The 'Oumuamua Puzzle Continued: Although discovered in late 2017, this hyperbolically orbiting extrasolar interloper continued to hold our fascination. In particular, a June 2018 report on what appears to be a small, but anomalous acceleration of this object as it heads back out to interstellar space got people speculating wildly - including even toying with the notion of 'Oumuamua having deployed a light sail

New Path to Earth's Moon?: February 2018 brought an intriguing new theory on the process of our Moon's formation - that tries to better explain its composition in relation to Earth's (hint: they're awfully similar). The idea involves a 'synestia' - a cloud of vaporized and molten minerals formed when a proto-Earth collided with another planet-scale object. In this picture the Moon actually condenses out of the synestia before the Earth is fully assembled from the cooling, re-condensing matter.

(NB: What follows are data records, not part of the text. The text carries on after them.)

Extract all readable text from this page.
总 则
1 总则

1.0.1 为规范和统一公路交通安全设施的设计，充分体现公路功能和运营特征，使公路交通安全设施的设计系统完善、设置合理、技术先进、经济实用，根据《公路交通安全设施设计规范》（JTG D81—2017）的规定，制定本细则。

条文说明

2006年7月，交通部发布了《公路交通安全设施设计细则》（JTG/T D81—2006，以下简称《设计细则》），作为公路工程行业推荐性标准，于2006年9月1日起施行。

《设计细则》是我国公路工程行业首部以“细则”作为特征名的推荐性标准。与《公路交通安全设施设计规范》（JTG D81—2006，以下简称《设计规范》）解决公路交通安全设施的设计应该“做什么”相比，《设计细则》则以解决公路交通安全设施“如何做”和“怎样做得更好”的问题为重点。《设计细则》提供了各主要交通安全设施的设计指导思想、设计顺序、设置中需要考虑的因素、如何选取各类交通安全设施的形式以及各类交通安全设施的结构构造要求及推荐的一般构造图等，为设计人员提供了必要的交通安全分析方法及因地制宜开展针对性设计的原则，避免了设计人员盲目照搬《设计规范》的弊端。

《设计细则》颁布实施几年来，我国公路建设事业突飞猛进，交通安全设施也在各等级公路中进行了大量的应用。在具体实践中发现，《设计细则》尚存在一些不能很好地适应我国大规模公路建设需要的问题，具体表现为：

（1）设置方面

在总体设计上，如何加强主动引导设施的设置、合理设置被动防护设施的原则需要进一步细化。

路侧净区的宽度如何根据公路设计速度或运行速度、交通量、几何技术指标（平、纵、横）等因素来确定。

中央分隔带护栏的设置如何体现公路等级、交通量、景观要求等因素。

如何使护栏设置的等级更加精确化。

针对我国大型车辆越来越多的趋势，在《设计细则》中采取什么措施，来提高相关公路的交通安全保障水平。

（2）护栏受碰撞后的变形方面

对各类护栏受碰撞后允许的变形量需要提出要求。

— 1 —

SETI and Technosignatures: Looking for evidence of technological life in the universe has got increasing respect in 2018. Even NASA (after a very long hiatus) supported a workshop on these studies. One of the neatest pieces of scientific work on SETI was this paper on the Cosmic Haystack Equation - which tells us that we really have only effectively searched a hot-tub's worth of parameter space compared to the vast ocean represented by our galaxy. Time to do more.